Um projecto que é, ou devia ser de elevado interesse nacional, põe assim em cheque uma valiosa possibilidade de desenvolvimento de uma extensa região do interior norte, por ser tratado com a “prata da casa” de uma forma quase irresponsável. Digo isto, porque considero que mataram este projecto à nasceça. Um peregrino que o faça, nunca mais há-de voltar e enquanto não se esquecer, vai espalhar à sua volta todo o seu desagrado e revolta. E é isto mesmo que eu estou aqui a fazer.
Nota-se que aqueles que delinearam e implantaram o trajecto pouco ou nada andam a pé e/ou de BTT. Provavelmente nunca fizeram um dos percursos dos caminhos de Santiago, e têm manifesta falta de idoniedade e de bom senso. Provavelmente nem sequer foram orientados sobre os objectivos a alcançar.

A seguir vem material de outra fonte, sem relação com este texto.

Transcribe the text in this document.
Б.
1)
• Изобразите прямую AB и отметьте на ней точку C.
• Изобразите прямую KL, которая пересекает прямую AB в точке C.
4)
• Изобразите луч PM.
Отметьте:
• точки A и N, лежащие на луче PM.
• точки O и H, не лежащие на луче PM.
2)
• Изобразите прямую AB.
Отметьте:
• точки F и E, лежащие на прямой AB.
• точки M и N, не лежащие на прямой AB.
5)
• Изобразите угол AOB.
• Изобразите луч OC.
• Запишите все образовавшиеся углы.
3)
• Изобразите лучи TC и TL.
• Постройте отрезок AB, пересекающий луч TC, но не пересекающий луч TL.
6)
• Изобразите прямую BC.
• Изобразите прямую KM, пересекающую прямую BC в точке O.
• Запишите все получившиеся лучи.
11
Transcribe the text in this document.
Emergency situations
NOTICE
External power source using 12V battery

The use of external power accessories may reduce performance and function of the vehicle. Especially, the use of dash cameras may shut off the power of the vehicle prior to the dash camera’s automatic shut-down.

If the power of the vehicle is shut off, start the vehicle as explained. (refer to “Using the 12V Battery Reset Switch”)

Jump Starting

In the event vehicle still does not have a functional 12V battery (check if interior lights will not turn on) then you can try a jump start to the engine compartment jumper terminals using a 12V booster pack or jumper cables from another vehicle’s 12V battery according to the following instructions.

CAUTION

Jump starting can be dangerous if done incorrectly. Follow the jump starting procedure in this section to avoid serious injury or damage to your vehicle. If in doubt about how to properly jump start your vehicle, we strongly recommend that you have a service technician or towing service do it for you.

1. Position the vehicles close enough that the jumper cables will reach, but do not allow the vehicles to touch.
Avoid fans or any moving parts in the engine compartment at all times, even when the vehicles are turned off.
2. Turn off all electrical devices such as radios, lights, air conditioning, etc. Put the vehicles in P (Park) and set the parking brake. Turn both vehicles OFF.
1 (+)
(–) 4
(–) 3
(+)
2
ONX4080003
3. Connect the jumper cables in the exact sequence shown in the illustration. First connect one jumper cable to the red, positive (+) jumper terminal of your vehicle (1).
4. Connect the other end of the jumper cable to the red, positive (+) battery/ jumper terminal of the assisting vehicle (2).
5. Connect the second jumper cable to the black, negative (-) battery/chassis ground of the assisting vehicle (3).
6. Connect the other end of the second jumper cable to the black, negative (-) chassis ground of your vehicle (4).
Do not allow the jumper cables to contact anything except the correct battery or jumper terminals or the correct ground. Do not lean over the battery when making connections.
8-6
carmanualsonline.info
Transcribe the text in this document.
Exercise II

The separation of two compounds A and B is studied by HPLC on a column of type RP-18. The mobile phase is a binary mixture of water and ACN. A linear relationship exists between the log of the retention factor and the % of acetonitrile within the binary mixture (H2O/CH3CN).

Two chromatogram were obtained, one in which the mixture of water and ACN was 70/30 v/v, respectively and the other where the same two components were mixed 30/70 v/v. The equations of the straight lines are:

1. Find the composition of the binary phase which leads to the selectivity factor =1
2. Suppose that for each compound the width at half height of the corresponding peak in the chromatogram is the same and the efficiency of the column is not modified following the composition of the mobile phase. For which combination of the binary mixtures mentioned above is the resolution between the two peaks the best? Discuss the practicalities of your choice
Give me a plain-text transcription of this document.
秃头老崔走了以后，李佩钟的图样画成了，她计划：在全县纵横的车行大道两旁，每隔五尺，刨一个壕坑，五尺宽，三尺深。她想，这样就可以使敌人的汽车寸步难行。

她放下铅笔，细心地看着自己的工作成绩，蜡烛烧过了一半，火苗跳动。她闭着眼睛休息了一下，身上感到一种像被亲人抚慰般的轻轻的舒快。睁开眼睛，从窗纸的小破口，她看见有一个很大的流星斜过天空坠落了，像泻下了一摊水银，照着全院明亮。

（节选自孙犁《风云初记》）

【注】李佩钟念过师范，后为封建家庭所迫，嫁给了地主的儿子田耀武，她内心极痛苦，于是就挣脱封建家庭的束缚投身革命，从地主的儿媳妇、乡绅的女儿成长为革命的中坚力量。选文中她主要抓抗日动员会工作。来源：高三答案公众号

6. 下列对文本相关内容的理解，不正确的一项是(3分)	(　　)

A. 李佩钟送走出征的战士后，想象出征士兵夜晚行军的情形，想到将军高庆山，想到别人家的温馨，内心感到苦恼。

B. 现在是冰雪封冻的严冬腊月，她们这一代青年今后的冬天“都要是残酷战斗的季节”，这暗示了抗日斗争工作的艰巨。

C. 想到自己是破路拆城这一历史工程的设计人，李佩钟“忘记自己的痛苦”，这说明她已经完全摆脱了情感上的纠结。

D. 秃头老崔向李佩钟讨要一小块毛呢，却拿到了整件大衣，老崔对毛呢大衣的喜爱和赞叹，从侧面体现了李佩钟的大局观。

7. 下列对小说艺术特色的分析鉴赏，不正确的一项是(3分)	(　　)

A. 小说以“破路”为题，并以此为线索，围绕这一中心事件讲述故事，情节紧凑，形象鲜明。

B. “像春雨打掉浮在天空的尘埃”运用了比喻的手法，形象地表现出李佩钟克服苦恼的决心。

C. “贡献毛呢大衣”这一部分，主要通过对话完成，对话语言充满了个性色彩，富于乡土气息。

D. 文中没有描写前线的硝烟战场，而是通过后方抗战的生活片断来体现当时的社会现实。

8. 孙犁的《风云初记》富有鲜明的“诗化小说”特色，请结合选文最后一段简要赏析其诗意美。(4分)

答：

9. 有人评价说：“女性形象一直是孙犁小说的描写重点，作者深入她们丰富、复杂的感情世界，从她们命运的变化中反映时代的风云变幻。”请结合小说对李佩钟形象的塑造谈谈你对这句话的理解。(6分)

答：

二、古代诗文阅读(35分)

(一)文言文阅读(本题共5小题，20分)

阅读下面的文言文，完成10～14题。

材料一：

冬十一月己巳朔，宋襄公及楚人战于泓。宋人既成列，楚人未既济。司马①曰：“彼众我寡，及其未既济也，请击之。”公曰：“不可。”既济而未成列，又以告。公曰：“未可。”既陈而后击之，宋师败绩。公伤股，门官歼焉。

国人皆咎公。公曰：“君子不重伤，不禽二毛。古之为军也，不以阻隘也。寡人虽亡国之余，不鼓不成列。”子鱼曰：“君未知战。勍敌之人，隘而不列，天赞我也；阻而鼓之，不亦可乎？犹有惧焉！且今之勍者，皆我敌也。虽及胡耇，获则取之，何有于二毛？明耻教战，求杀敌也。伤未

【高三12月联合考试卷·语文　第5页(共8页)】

Os caminhos de Santiago não precisam de apresentação. São amplamente conhecidos em todo o mundo e só temos que aproveitar o seu bom nome para promover o turismo no nosso país. Por isso devemos na sua elaboração, ter em consideração os seguintes itens, por ordem decrescente de importância:
  • Orientar o trajecto tendo em conta o potencial económico que pode trazer o turismo da peregrinação para as regiões/localidades por onde passa, pelo que, deve passar pelas principais localidades, em especial aquelas que têm assinalável valor histórico, assim como possibilidades de fornecer alojamento e alimentação;
  • Instigar e orientar os proprietários das infraestruturas locais (restaurantes, cafés, alojamentos, museus, etc.), sobre aquilo que podem fazer no sentido de captar o turismo da peregrinação;
  • A segurança deve estar sempre presente, evitando traçados por regiões isoladas e em todo caso deve garantir-se que existe rede de telemóvel. Evitar locais que não permitam a acessibilidade em caso de resgate por doença/acidente, assim como áreas susceptíveis a intempéries ou desmoronamentos em caso de mudança súbita do tempo como é o caso de travessia de ribeiras e grandes taludes. Sempre que no traçado haja transito automóvel, deve existir sinalização que alerte os condutores sobre a presença de peregrinos e se possível, reserva uma via só para estes. Em cruzamentos de caminhos com vias principais de grande movimento automóvel, devem sinalizar aos peregrinos a sua aproximação.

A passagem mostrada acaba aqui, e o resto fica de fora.